Boosting Exports and Protecting Investors: A Double-Edged Sword
The government plans to raise the Securities Transaction Tax on F&O trading to safeguard small investors, noting significant losses in speculative trades. Meanwhile, the US has decided to reduce tariffs on Indian goods, potentially revitalizing exports. Both moves aim to stabilize markets and protect economic interests.
- Country:
- India
The government has decided to increase the Securities Transaction Tax (STT) on futures and options trading, a move aimed at protecting small investors from the pitfalls of speculative markets. Finance Minister Nirmala Sitharaman emphasized that this decision is not driven by revenue generation but is instead a measure to secure the financial interests of the general public.

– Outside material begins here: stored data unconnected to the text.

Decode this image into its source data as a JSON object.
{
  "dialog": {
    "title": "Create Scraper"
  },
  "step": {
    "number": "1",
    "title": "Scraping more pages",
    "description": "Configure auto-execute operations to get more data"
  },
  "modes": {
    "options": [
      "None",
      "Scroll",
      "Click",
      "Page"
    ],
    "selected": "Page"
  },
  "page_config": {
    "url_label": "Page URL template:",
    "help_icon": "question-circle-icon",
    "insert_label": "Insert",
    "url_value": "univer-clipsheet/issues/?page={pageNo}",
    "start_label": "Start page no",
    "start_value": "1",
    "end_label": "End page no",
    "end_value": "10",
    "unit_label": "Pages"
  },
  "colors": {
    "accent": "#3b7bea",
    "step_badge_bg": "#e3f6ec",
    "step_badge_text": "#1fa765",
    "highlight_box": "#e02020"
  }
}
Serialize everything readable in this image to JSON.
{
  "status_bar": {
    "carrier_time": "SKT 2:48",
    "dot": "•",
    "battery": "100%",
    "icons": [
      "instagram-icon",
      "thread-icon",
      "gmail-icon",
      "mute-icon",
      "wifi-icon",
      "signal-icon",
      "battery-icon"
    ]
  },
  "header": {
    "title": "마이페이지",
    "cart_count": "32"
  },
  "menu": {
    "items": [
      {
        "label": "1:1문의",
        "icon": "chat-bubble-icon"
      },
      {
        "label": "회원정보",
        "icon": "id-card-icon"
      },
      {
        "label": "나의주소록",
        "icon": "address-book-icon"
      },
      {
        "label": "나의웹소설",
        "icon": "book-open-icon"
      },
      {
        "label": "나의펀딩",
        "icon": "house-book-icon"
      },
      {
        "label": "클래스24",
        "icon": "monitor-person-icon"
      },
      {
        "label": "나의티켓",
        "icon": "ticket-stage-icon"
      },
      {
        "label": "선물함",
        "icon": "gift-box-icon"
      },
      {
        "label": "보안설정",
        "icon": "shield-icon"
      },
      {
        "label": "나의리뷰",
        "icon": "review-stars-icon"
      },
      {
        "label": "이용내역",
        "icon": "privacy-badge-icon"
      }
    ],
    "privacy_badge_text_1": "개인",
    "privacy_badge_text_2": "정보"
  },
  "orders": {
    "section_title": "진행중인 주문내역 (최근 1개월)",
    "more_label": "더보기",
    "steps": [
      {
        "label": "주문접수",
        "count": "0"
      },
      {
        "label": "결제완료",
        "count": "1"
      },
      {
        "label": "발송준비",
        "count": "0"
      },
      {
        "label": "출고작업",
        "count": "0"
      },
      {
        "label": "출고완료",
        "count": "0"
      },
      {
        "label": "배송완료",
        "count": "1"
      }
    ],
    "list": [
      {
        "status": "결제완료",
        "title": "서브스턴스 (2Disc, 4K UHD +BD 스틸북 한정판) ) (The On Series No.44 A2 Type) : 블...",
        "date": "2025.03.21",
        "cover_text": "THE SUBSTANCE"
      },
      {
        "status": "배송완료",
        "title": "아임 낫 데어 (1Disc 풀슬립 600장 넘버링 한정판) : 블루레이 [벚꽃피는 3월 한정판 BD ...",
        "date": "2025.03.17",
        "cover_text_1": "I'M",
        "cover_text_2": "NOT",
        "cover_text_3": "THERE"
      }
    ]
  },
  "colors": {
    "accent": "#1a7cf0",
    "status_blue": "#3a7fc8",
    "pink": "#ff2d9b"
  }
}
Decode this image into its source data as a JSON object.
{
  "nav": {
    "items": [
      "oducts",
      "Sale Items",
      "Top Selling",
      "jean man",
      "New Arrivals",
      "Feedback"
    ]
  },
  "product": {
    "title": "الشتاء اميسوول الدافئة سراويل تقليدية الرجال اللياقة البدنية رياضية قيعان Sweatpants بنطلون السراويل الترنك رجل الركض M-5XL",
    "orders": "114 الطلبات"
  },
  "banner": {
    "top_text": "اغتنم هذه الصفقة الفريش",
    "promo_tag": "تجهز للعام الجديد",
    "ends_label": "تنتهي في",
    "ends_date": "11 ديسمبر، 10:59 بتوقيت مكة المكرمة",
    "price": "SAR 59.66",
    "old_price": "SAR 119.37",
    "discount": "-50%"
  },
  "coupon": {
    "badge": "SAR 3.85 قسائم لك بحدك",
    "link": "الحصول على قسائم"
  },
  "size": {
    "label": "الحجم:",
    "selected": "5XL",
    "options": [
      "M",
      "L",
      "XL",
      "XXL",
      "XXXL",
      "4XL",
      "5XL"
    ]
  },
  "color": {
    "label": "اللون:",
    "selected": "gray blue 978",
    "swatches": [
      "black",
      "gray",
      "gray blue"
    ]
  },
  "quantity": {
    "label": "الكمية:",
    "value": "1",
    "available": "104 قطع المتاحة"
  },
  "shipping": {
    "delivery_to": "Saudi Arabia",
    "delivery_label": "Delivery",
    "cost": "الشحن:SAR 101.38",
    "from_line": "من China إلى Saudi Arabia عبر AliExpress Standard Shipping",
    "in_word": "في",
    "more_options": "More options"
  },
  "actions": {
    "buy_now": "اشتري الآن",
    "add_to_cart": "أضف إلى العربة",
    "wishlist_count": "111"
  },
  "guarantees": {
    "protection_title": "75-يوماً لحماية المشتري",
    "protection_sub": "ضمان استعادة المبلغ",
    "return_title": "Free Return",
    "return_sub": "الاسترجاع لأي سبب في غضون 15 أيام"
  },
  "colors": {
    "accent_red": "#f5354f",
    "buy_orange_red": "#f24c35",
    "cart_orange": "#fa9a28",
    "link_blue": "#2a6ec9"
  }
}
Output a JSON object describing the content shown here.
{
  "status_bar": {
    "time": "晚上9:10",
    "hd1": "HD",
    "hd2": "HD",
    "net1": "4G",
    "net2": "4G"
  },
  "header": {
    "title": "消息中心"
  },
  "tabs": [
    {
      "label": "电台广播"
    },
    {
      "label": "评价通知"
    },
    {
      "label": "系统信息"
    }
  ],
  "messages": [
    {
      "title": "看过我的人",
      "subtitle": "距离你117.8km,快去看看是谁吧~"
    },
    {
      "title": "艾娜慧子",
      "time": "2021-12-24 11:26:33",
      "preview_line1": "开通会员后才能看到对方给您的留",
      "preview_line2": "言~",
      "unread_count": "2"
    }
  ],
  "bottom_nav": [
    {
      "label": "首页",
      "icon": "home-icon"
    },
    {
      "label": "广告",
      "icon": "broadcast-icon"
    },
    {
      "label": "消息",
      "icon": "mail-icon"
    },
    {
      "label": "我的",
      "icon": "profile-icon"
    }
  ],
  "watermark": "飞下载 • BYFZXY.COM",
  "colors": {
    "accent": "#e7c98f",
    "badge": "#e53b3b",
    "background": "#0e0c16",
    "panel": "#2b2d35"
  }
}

According to a study cited by the minister, over 90 percent of individual investors in the F&O segment experience significant financial losses. The new fiscal policy will see STT on futures contracts rise from 0.02 percent to 0.05 percent, while the rates on options will also increase. These changes are expected to curb excessive speculative trading which has been detrimental to many retail investors.
In a separate development, the U.S. administration, led by President Donald Trump, has announced a reduction in tariffs on Indian goods from 50 percent to 18 percent. This decision is expected to enhance Indian exports, particularly in sectors such as textiles and engineering goods, thereby improving competitiveness in the American market.